Mlliyet Milliyet Blog Milliyet Blog
 
Facebook Connect
Blog Kategorileri
 

02 Ocak '09

 
Kategori
Sosyoloji
 

Akıl ve Bilim Toplumu Olabilmek

Akıl ve Bilim Toplumu Olabilmek
 

Keşke akıl ve bilim toplumu olabilseydik.
Keşke sadakate değil liyakate önem verseydik.
Keşke hesap sorabildeydik.
***
2009 yılı ilk sabahı gün henüz ışımadan acı bir haberle sarsıldık:
‘Bilkent Üniversitesi’nin 7 öğrencisi yılbaşı gecesi evlerinde doğal gaz kombisinde sızan karbon monoksit gazından zehirlenerek öldü.’
Haber doğal gaz faciası olarak duyuruluyor.

***
Avrupa’nın nerdeyse tamamı ısınmak için doğal gaz kullanıyor.
Ama pek de kimse ölmüyor.
Peki, ülkemizde bu tür facialarla bu kadar sık karşılaşılması rastlantımı?

***
Petronius'un bir sözü var: "suam habet fortuna rationem" İngilizceye ‘accident has its reasons’ olarak, dilimize ise 'rastlantının nedenleri vardır’ diye çevrilmiş.

***
“Talihsiz” gençlerimizi geri getirmez, ama keşke;

Pişmanlıkları keşkelere,
Umutları inşallahlara,
Kaderimizi rastlantılara bağlamasak.
Rastlantıların nedenleri olduğunu bilsek,
O nedenleri var eden koşullardan hesap sorsak,
Sadakate değil de liyakate önem versek.

Kısacası akıl ve bilim toplumu olabilsek.
O zaman biz de çağdaş toplumlar gibi, bu tür acıları daha az yaşayan mutlu ülkeler grubuna girebiliriz.

***
Ama öyle miyiz?

Gençlerimize son 10 yılda türbandan başka proje geliştirilebildi mi?
Gelişmiş topumlar CERN gibi projelerle uğraşırken, gençlerini yaşına bakmadan salt birikim ve yeteneklerinden ötürü bu tür projelerin yönetimine getirebilirken..

Ülkemizde, hava yolları gibi, Tübitak ve üniversiteler gibi bilim kuruluşlarının yöneticileri bile bilim ve liyakat kriterleri ile değil; ahbaplık, yandaşlık ve sadakat esaslarına göre, salt ‘cemaattendir diye’ bu kuruluşların başında bulunuyor mu?

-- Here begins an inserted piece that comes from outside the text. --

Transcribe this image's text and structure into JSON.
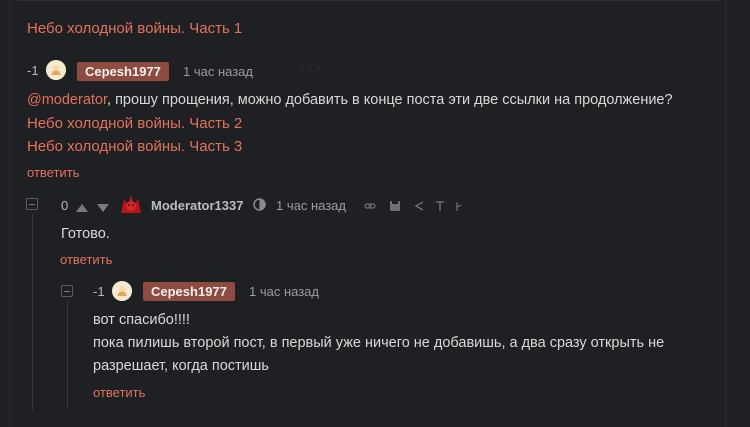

Bir yoğun bakım ünitesinde başhemşirelik yükseltilmesi, devletin bir anaokuluna öğretmen atanması, hatta oraya minicik öğrencinin kabulünde bile aile profiline bakmak, gerekirse mahalle, parti referansı sormak gibi kriterler uygulanmıyor mu?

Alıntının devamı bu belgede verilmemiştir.